Une petite réflexion, un peu glauque, certes… mais qui intéressera les intéressés.

Dans cet article, je ne partirai pas dans des débats religieux ; je ne souhaite, en aucun cas causer du tort à toutes les personnes qui pourraient se trouver choquées par mes propos ; et cette réflexion ne possède absolument aucune volonté d'endoctrinement quelconque.

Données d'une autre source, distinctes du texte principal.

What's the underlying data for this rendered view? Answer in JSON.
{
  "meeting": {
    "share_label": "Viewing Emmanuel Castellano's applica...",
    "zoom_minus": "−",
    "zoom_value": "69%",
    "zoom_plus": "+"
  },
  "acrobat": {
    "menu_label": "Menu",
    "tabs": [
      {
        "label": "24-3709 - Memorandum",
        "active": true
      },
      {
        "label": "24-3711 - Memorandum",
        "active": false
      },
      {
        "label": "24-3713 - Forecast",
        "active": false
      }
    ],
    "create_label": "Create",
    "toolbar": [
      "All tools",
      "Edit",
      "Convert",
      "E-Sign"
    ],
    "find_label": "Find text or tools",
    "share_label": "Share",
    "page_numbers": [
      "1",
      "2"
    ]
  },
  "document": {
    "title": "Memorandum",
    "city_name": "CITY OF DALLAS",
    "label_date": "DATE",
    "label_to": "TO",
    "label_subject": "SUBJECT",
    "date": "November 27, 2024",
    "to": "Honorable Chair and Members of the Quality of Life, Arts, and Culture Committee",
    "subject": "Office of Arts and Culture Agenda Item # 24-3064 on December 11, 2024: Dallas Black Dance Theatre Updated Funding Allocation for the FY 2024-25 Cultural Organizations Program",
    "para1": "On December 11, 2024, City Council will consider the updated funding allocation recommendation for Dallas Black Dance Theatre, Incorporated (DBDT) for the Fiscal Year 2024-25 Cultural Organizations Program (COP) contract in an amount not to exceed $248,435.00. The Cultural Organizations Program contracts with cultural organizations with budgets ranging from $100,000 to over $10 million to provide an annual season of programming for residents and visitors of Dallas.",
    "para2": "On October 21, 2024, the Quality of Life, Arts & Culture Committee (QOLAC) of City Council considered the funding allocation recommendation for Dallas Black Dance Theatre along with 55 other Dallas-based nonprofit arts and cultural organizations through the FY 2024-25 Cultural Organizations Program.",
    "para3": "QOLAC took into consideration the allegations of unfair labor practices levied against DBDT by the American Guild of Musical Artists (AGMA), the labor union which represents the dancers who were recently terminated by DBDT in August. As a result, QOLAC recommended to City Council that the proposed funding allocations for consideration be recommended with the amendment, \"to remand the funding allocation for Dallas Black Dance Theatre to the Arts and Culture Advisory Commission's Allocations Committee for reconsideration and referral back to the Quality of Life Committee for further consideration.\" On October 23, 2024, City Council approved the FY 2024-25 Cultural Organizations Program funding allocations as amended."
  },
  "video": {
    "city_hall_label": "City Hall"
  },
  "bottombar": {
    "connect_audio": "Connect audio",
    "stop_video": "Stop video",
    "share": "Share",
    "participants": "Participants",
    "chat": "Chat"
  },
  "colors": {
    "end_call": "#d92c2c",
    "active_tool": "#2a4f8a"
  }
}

Mais voilà. Depuis très jeune, je me suis toujours représenté la mort comme un état qui succédait à la vie, et non comme un fin définitive. J'avais "réussi" à établir une liaison avec tout ce que j'avais pu entendre autour de moi, et le fruit de mon imagination. Voici donc comment je percevais la vie… et tout ce qu'il y a autour :

  1. Tout d'abord, je me demandais pourquoi, dans l'âge des personnes, on ne comptait pas les 9 mois de formation du bébé dans le ventre de la mère (si bien qu'aujourd'hui, je devrais avoir déjà 22 ans au lieu de 21 !) J'ai donc décrété que ces 9 mois plus ou moins fixes constituaient la Première Vie : la vie intra-utérine.
  2. Dans la logique des choses venait la vie telle que nous la connaissons tous. La Deuxième Vie était donc… la vie réelle.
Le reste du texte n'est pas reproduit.